Under an ever-increasing rainfall, staff from Parks & Trails New York delivered hundreds of postcards from supporters of PTNY’s “Close the Gap” program. Cards came from riders of this year’s Erie Canalway Trail ride who came from NYS, other states, and several foreign countries. These were augmented by cards from the public – all calling for New York State to complete the entire trail by “closing the gaps” – the 80 some miles that currently are on roads and highways. The wisdom of completing the trail is justified on several levels not the least of which is the economic benefit to communities along the trail
Photos: Mayor Sheehan Tries CarShare, A nice new, red CarShare Ride, Close That Gap!

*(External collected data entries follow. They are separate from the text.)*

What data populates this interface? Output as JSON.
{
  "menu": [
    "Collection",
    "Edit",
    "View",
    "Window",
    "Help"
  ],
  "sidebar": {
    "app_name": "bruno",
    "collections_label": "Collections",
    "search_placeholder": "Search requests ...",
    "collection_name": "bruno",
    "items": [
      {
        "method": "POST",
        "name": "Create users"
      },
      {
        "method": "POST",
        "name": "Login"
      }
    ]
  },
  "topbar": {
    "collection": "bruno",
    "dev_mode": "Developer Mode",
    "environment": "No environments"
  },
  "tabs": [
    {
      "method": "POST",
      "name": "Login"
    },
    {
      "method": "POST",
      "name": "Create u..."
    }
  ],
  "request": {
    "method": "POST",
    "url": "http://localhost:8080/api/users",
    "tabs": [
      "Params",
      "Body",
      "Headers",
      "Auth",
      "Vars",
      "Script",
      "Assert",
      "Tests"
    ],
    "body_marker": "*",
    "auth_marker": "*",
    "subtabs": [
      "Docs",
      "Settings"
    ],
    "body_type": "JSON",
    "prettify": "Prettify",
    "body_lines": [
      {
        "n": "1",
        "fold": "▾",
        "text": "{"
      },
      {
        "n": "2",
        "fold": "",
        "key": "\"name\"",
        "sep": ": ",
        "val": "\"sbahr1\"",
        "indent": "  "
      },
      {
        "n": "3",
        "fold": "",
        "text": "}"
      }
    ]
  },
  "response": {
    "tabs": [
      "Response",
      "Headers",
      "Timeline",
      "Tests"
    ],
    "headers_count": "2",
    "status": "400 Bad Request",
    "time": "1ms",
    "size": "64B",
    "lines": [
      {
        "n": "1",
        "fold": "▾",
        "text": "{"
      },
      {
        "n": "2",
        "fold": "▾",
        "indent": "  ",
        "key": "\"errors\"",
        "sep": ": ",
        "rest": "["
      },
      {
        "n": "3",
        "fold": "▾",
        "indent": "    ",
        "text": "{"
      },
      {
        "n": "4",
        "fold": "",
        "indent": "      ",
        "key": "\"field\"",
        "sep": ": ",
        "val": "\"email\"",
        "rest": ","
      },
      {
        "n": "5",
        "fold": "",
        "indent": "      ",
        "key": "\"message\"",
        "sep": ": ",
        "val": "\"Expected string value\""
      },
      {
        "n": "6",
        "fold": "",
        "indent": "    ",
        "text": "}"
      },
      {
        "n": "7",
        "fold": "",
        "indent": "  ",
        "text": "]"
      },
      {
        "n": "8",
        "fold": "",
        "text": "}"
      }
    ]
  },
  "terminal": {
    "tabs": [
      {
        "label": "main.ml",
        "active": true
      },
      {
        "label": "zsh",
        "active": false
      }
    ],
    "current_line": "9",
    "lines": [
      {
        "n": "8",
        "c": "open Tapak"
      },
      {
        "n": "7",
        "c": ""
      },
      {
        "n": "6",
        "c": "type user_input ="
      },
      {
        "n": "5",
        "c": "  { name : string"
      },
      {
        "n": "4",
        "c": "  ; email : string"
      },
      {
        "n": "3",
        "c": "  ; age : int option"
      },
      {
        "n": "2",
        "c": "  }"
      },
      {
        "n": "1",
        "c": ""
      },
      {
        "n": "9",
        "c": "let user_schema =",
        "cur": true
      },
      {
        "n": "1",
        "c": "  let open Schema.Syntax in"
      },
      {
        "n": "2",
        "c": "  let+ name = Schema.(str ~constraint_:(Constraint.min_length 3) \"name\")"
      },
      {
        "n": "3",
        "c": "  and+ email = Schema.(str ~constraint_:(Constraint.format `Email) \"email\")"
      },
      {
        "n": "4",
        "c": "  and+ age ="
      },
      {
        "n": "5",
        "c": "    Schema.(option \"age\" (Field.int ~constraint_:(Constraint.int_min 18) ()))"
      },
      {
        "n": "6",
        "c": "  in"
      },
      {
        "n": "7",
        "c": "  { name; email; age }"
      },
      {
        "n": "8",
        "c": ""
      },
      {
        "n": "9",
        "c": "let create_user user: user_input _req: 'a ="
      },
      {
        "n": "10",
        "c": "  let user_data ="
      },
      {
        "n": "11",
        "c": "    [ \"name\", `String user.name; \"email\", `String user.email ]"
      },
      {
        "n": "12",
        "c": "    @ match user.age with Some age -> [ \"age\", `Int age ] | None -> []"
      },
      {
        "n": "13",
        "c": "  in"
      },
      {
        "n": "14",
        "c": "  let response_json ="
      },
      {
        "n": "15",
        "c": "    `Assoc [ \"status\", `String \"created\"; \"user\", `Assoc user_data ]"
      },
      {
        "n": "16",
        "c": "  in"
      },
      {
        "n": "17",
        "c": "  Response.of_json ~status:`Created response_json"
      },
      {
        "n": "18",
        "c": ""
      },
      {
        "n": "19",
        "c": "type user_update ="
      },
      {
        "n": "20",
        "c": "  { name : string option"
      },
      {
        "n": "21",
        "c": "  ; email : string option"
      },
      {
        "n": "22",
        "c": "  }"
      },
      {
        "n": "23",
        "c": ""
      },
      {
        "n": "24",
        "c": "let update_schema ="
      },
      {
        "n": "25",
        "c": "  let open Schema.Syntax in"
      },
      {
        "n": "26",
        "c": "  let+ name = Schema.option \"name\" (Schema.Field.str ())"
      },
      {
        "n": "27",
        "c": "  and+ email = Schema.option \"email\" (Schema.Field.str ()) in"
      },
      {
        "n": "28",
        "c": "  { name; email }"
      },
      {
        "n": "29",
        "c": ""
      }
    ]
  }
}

The City of Albany recently installed bicycle lanes on Northern Blvd. at Rt. 377/Van Rensselaer Blvd. This is one of the major entries to the city. The new lanes run from Van Rensselaer Blvd. to the Rt. 9 overpass. The understanding from Albany Police Department’s Division of Traffic Safety is that, at some point, the lanes will be extended on into the city passing Memorial Hospital, a couple charter schools, and the (former) Livingston Middle School (being converted into residences).
A closer look shows 5+ foot paved shoulders, 6 foot bicycle lanes, and 11-12-foot lanes for motor vehicles. Unlike the bicycle lanes on Clinton Ave. and the shared lane symbols elsewhere in the city, these on Northern Blvd. are spayed “epoxy” paint
Installation of the new lanes comes after a long dry spell since lanes were put in on Clinton Ave. (from Ten Brock to Lexington). The Northern Blvd. area has always been a challenging ride. The presence of the bicycle lanes should calm traffic and encourage more people to commute on bicycles.